His dreams of winning the cup for Tottenham — or Tott-ing-ham as it came out in his Argentine accent — came true 29 years ago.
As one of the first overseas players to ply his trade in England, when he moved to Spurs not long after winning the World Cup with Argentina in 1978, Ossie Ardiles was an undoubted hit.
And with his compatriot Ricky Villa scoring arguably the best individual goal in FA Cup final history as the north-London side beat Manchester City in the 1981 Wembley decider, it was an exciting time to be a Tottenham fan.
Those old enough to remember will recall that foreign players coming into England added excitement to a league that previously drew players from Scotland, Wales, Northern Ireland and the Republic, but very few from elsewhere in the world.
Nowadays things have changed so much that there are managers sending teams into matches without a single British or Irish player in the starting line-up.
The FA are trying to turn things around by insisting that Premier League clubs name eight ‘home grown’ players in a squad of 25 — although they are allowed unlimited players under the age of 21.
That’s fine, until you realise that Arsenal’s Cesc Fabregas — a World Cup winner with Spain — is as home grown as any player born in England, because he’s been with the Gunners since he was 16-years-old. Although his mate Fernando Torres will be branded a foreigner.
And even Ardiles thinks things have gone too far.
“The foreign players have made the Premier League what it is — the best league in the world,” said Ardiles, while he was in Dublin to help launch ESPN’s Premier League package for the new season.
“I don’t think now you can say that they are bad for it, but having foreign players has made it tough to develop English players and because of that the national team has suffered.
“I think that only the top, top quality foreign players should be allowed to come. Outside of that bracket it can just be cheap labour because they cost less in transfer fees than English players and maybe less in salary.
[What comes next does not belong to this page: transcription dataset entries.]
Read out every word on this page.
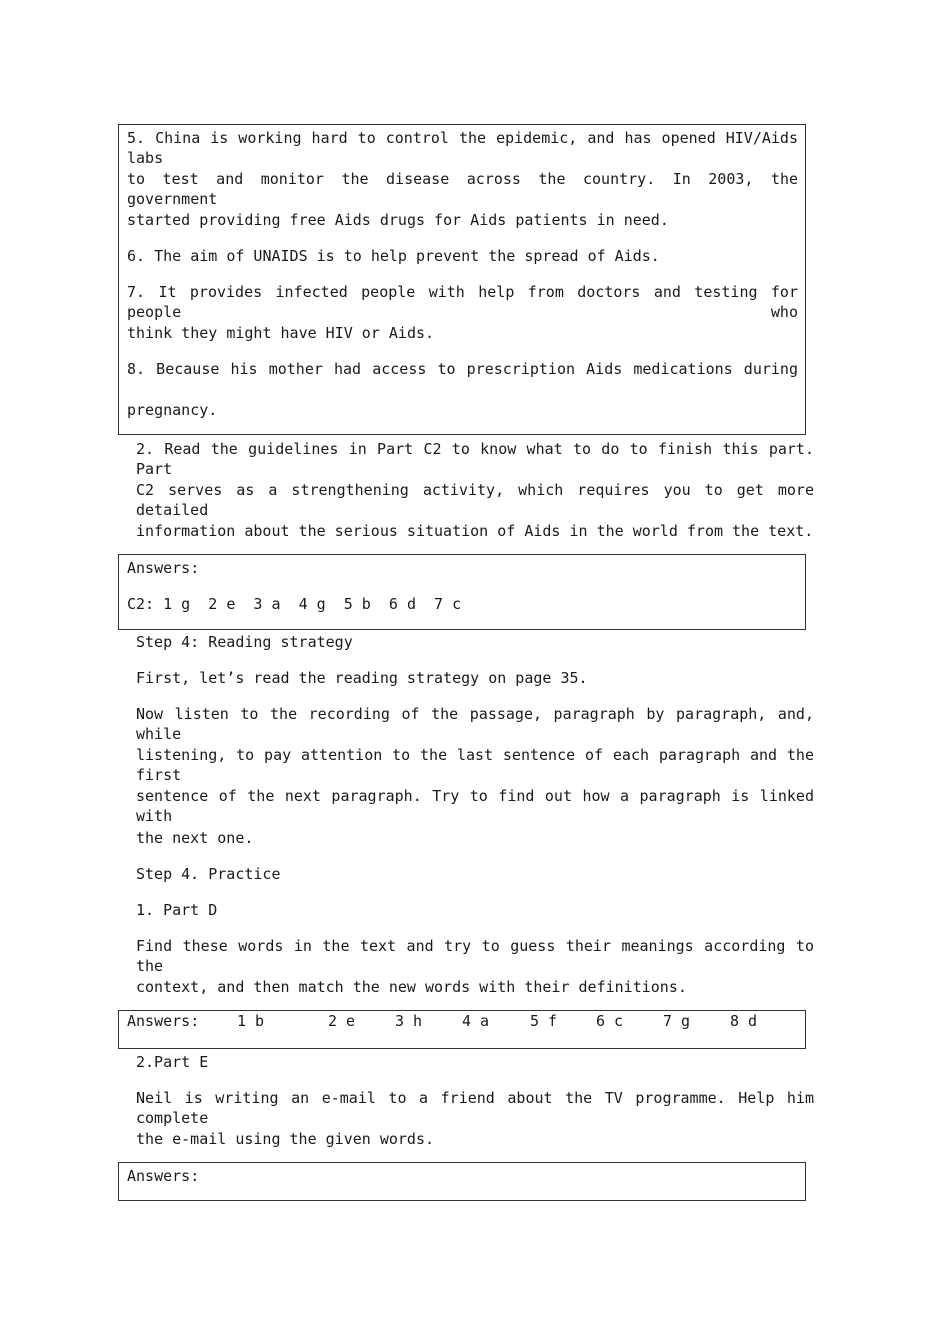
5. China is working hard to control the epidemic, and has opened HIV/Aids labs

to test and monitor the disease across the country. In 2003, the government

started providing free Aids drugs for Aids patients in need.

6. The aim of UNAIDS is to help prevent the spread of Aids.

7. It provides infected people with help from doctors and testing for people who

think they might have HIV or Aids.

8. Because his mother had access to prescription Aids medications during

pregnancy.

2. Read the guidelines in Part C2 to know what to do to finish this part. Part

C2 serves as a strengthening activity, which requires you to get more detailed

information about the serious situation of Aids in the world from the text.

Answers:

C2: 1 g  2 e  3 a  4 g  5 b  6 d  7 c

Step 4: Reading strategy

First, let’s read the reading strategy on page 35.

Now listen to the recording of the passage, paragraph by paragraph, and, while

listening, to pay attention to the last sentence of each paragraph and the first

sentence of the next paragraph. Try to find out how a paragraph is linked with

the next one.

Step 4. Practice

1. Part D

Find these words in the text and try to guess their meanings according to the

context, and then match the new words with their definitions.

Answers:	1 b	2 e	3 h	4 a	5 f	6 c	7 g	8 d

2.Part E

Neil is writing an e-mail to a friend about the TV programme. Help him complete

the e-mail using the given words.

Answers:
“I think in the Premier League foreign players should be allowed, but further down, in the Championship and below, there should be restrictions or not allowed at all.”
Ardiles still regards Tottenham as his team. That’s hardly surprising given that he played at White Hart Lane for a decade and returned five years later as manager.
And he believes that finishing fourth in the Premier League last season isn’t the height of what Spurs can achieve.
“What Harry Redknapp has done at Tottenham is nothing short of a miracle,” said Ardiles.
“To go from being in the relegation zone to finishing fourth last season was simply an incredible achievement. This is a huge season for him now with the Champions League for the first time, provided they can get through the play-off. I think they can challenge for the top place.
“The top four isn’t the top four anymore. It is very open and there will be a real battle to get into those places.”